The book covers Helen's life with Theseus the first kind rumoured to have either kidnapped Helen or Had a genuine romance with Helen. The author went with the true love and Theseus saving the damsel Helen. Theseus was a very likeable character as the older, wiser hero and man. 

The story itself was more focused on the romance side of their life together and took on a Romeo and Juliet doomness feel. Indeed even though Helen was  Queen she pretty much never left the palace and we hardly ever saw her being well Queeny. This could be in part due to the Athenian court but it seemed that no one at court or in Athens seemed concerned the Queen was practically a hermit which was odd.

I enjoyed the history and mythology that went into the story. The author has clearly done a fair bit of research and knew the era and characters quite well. The thin line between mythology and history was well walked. You also didn't need to know much about mythology to read this book as the author does well at explaining the difference between Gods,mortals, and demi gods along with who is who, and you never feel like you have been given a lot of information at once.

The book  did end suddenly. So I can only assume more books are planned as the ending seemed an odd way to end a stand alone book. The whole book did have a "beginning" of the story sort of feel. This probably led to the book being slower paced and more focused on drama and romance then action. I would be interested to read the next books to see how Helen acts when the fur is flying after she is kidnapped by Paris.

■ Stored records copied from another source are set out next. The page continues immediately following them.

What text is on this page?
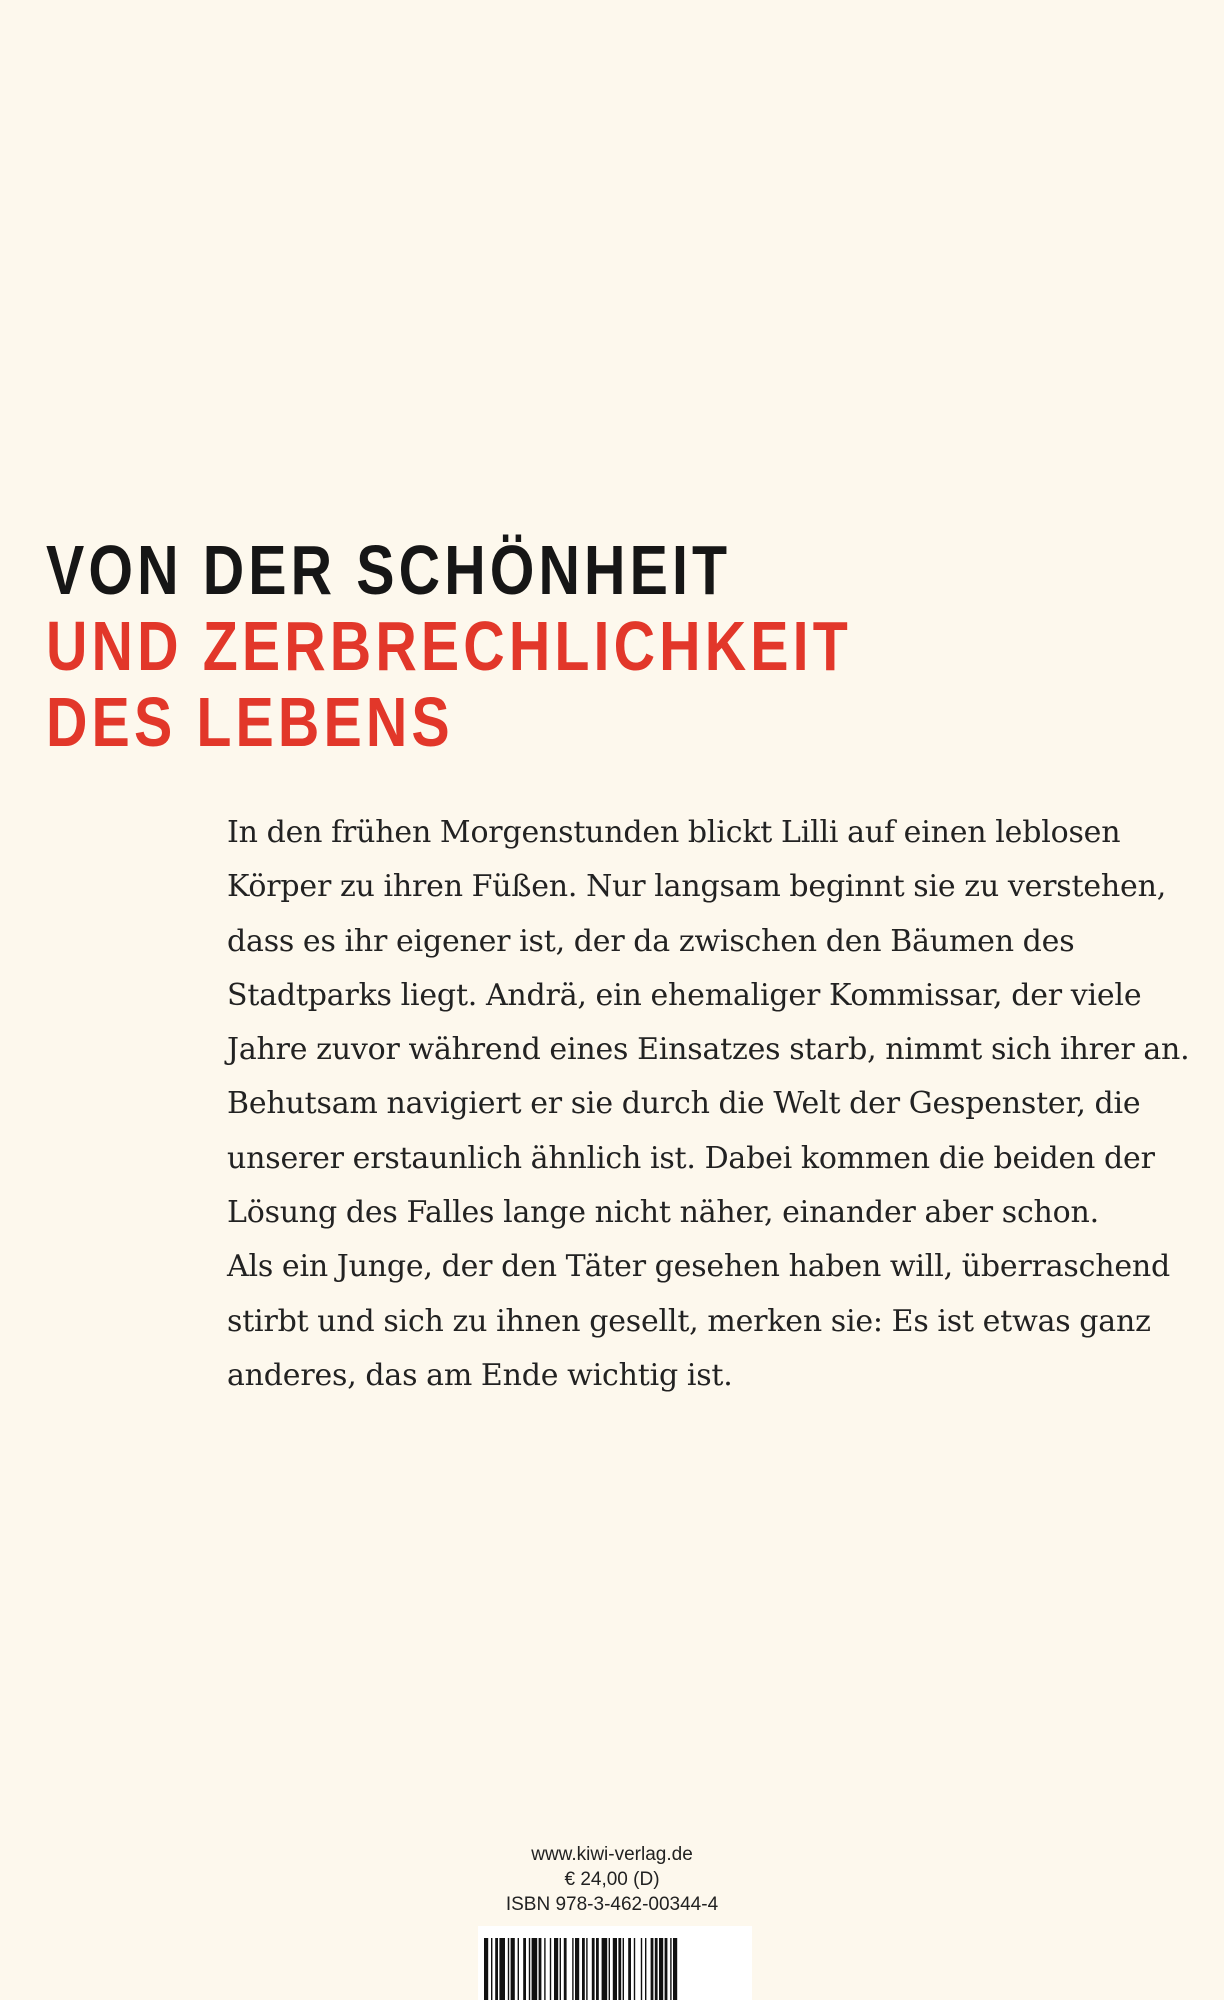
VON DER SCHÖNHEIT
UND ZERBRECHLICHKEIT
DES LEBENS

In den frühen Morgenstunden blickt Lilli auf einen leblosen
Körper zu ihren Füßen. Nur langsam beginnt sie zu verstehen,
dass es ihr eigener ist, der da zwischen den Bäumen des
Stadtparks liegt. Andrä, ein ehemaliger Kommissar, der viele
Jahre zuvor während eines Einsatzes starb, nimmt sich ihrer an.
Behutsam navigiert er sie durch die Welt der Gespenster, die
unserer erstaunlich ähnlich ist. Dabei kommen die beiden der
Lösung des Falles lange nicht näher, einander aber schon.
Als ein Junge, der den Täter gesehen haben will, überraschend
stirbt und sich zu ihnen gesellt, merken sie: Es ist etwas ganz
anderes, das am Ende wichtig ist.

www.kiwi-verlag.de
€ 24,00 (D)
ISBN 978-3-462-00344-4
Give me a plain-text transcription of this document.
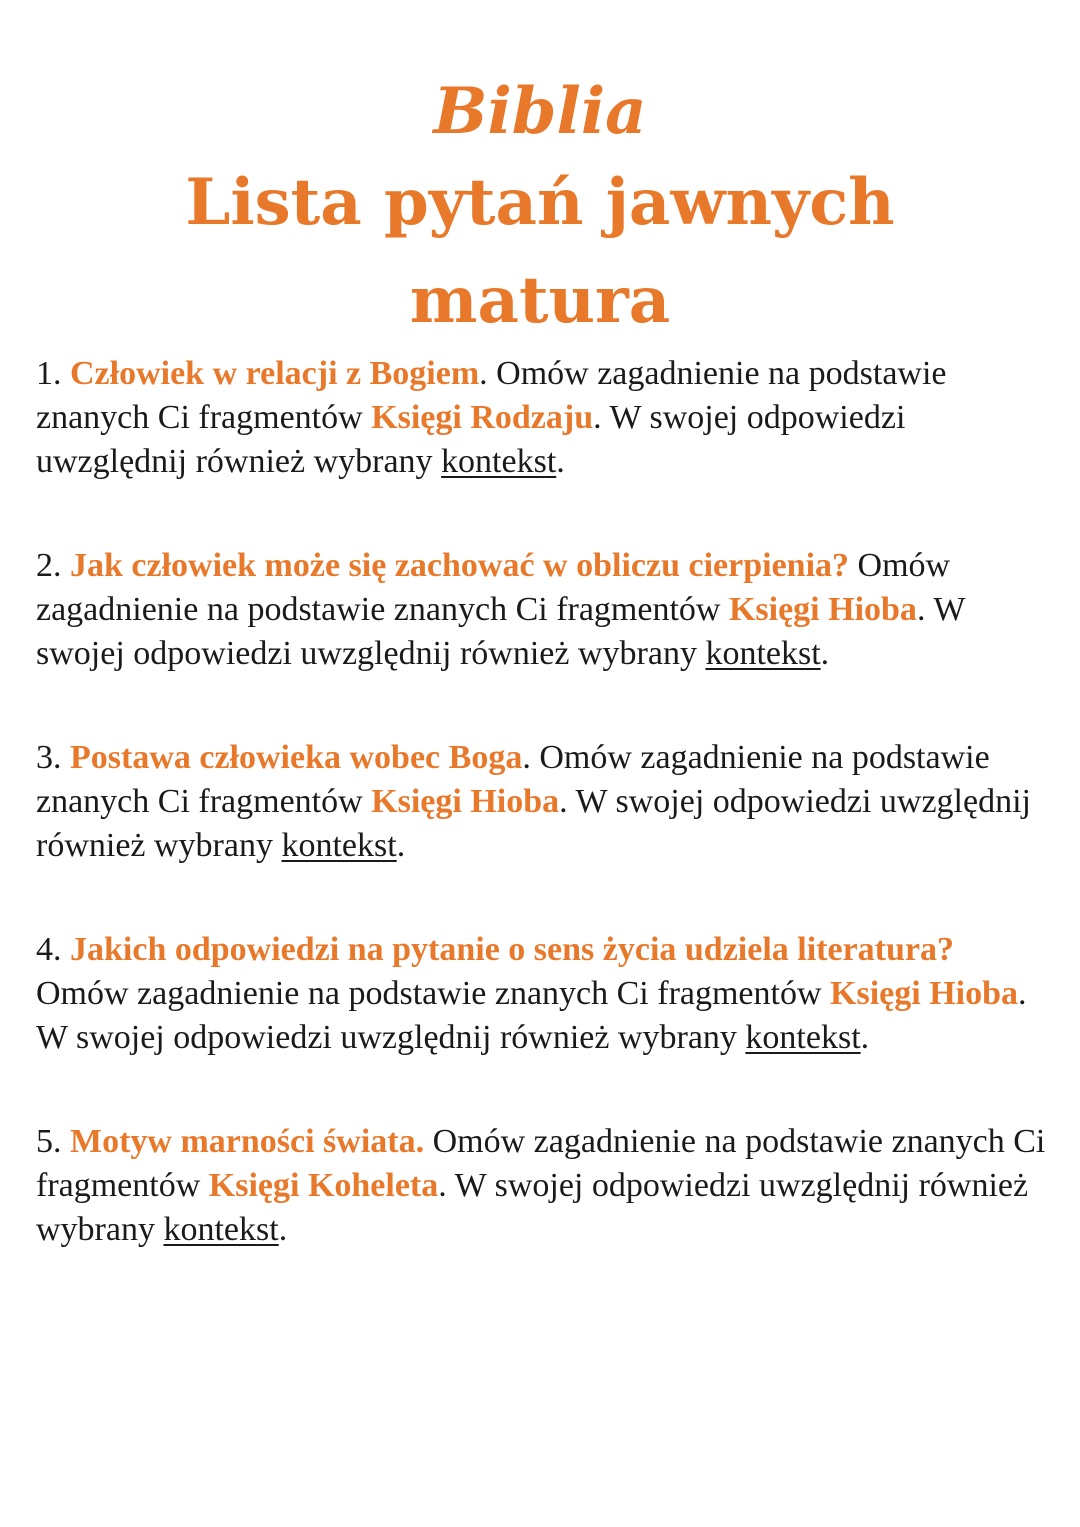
Biblia

Lista pytań jawnych

matura

1. Człowiek w relacji z Bogiem. Omów zagadnienie na podstawie znanych Ci fragmentów Księgi Rodzaju. W swojej odpowiedzi uwzględnij również wybrany kontekst.

2. Jak człowiek może się zachować w obliczu cierpienia? Omów zagadnienie na podstawie znanych Ci fragmentów Księgi Hioba. W swojej odpowiedzi uwzględnij również wybrany kontekst.

3. Postawa człowieka wobec Boga. Omów zagadnienie na podstawie znanych Ci fragmentów Księgi Hioba. W swojej odpowiedzi uwzględnij również wybrany kontekst.

4. Jakich odpowiedzi na pytanie o sens życia udziela literatura? Omów zagadnienie na podstawie znanych Ci fragmentów Księgi Hioba. W swojej odpowiedzi uwzględnij również wybrany kontekst.

5. Motyw marności świata. Omów zagadnienie na podstawie znanych Ci fragmentów Księgi Koheleta. W swojej odpowiedzi uwzględnij również wybrany kontekst.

Finally it should be noted that the book deals with the issue/topic of rape and infanticide which could be upsetting to some.

This book didn't quite win me over however I would read a second book and I would recomend it to anyone interested in Helen's story or Greek Mythology. Also I think this is a very promising start to a new historical writers career and hopefully she will continue to write more on this period.